UN struggles to break impasse in Cyprus talks
NICOSIA – Reuters
Turkish Cypriot President Derviş Eroğlu (R) talks with UN Secretary-General's Special Adviser for Cyprus Alexander Downer during their meeting at the Presidential Palace Nov 6. AA photoU.N. diplomats have been struggling to revive stalled peace talks on Cyprus, where an ethnic division dating back four decades is dogging Turkey’s bid to join the European Union.
United Nations envoys have been shuttling between the two sides of the split Mediterranean island trying to agree on the wording of a joint statement by Greek and Turkish Cypriots to pave the way for resuming talks after an 18-month hiatus. But so far there is little sign of a breakthrough.
“We are all putting a huge effort into this joint declaration, it is a very important component of the process and the Secretary-General wants the two leaders to agree on a joint declaration, so work is still proceeding,” said Alexander Downer, Ban Ki-moon’s special representative for the island, on Nov. 6.

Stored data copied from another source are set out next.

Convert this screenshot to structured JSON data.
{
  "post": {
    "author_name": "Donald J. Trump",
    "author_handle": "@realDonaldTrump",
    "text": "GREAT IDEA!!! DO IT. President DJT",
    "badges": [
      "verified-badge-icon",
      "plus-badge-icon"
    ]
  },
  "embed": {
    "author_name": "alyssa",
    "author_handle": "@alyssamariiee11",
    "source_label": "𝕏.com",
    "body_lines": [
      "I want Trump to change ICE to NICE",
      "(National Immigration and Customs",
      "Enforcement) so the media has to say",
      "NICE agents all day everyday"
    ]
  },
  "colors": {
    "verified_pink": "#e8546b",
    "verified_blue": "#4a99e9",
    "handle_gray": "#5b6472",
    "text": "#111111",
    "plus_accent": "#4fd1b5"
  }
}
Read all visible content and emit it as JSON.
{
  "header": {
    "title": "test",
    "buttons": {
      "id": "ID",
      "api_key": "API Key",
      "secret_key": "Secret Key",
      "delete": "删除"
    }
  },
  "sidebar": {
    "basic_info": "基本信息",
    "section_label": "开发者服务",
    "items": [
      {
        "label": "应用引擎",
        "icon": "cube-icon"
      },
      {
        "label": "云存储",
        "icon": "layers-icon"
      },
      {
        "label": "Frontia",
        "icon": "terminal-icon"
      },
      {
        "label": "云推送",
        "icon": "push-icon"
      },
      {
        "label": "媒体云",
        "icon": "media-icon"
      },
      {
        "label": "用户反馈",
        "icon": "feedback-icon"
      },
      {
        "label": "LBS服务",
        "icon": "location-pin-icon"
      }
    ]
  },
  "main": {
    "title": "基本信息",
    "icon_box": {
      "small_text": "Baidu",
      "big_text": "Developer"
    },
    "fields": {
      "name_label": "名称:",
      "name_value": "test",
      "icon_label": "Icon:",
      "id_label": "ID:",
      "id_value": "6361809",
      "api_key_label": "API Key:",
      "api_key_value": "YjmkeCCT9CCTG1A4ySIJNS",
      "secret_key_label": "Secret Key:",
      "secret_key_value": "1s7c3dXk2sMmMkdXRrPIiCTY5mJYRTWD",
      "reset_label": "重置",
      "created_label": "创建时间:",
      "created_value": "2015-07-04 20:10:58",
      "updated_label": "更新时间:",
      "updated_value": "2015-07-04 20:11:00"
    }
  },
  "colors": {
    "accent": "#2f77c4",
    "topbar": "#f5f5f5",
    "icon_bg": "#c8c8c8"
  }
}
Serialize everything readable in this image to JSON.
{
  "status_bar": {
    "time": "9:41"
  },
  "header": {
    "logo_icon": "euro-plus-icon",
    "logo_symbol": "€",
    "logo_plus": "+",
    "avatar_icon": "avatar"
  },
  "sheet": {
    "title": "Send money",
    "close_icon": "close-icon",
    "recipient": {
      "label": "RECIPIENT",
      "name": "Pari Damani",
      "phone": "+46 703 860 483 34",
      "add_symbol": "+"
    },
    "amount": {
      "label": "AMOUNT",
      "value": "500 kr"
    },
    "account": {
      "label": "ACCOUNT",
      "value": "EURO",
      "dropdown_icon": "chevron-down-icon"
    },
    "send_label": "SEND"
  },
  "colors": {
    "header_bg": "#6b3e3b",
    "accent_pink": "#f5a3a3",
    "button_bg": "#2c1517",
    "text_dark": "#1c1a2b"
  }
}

In earlier visits to Cyprus, Downer had said he hoped talks could resume in October. On Nov. 6 he said efforts were “inching ahead, not leaping ahead.” But a Greek Cypriot official said the process was not deadlocked.
Negotiations have repeatedly stumbled on issues ranging from power sharing to redrawing territorial boundaries and the property claims of tens of thousands displaced in conflict.